To jedicus' point - yes a higher tax rate would deter relocation to a state, but it usually does not promote relocation from a state. However it does seem to be the case that companies will move due to personal income tax rates - partially because those are harder to avoid and because they more directly impact upper management.
posted by JPD at 11:01 AM on February 28, 2011


@JPD I disagree. Corporate management doesn't decide how much of the profit it keeps from operations, the government does. Investors want those profits, as do executives. The Scandinavian countries (as well as Ireland) have decided to keep consumer (ie VAT and income) taxes relatively high, but their corporate taxes low. This has brought in much investment from foreign companies, and hence jobs. In theory, high income taxes could cause workers to leave, which would therefore have an effect on employment. There's a lot of debate about how much that happens, though.

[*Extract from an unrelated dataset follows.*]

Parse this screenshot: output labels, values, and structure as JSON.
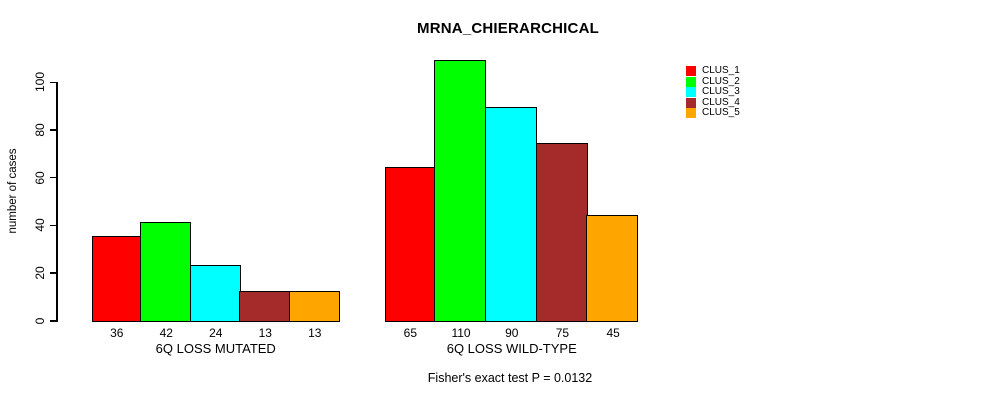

Of course, this all assumes that all else is equal. Sometimes being in expensive and higher tax places, like NYC for finance or Paris if you're in the fashion industry, are considered a cost of business. You gotta be where the action is, though interestingly NYC had some stiff competition from lower tax/regulation London over the past decade.
posted by hylaride at 11:13 AM on February 28, 2011


Right now, very little. Corporations are sitting on cash now.
posted by Ironmouth at 11:21 AM on February 28, 2011


A big issue for manufacturing and similar capital intensive businesses in the U.S. faced with a choice of spending money on additional salaries (personnel) or capital improvements (new machinery, plant, process improvements, etc.) is that capital improvements usually qualify for at least depreciation (and sometimes, for real money, through investment tax credits), which means that over time, the capital investment is recovered in lowered tax payments, whereas salaries are simply an ongoing cost. Most American businesses want to automate, where they can, simply because if they don't, they have to feed salaries forever, whereas, via depreciation, they're essentially helped financially, through the tax code, to automate.
posted by paulsc at 12:36 PM on February 28, 2011


hylaride re-read what I said. I'm not disagreeing with you.

Tax rates have an impact on investment, but rarely have an impact on disinvestment. Secondly most of those examples you gave involve upper management staying in their old tax jursidiction. Ingersoll-Rand might be "headquartered" in Swords IE, but the CEO is still based in the US.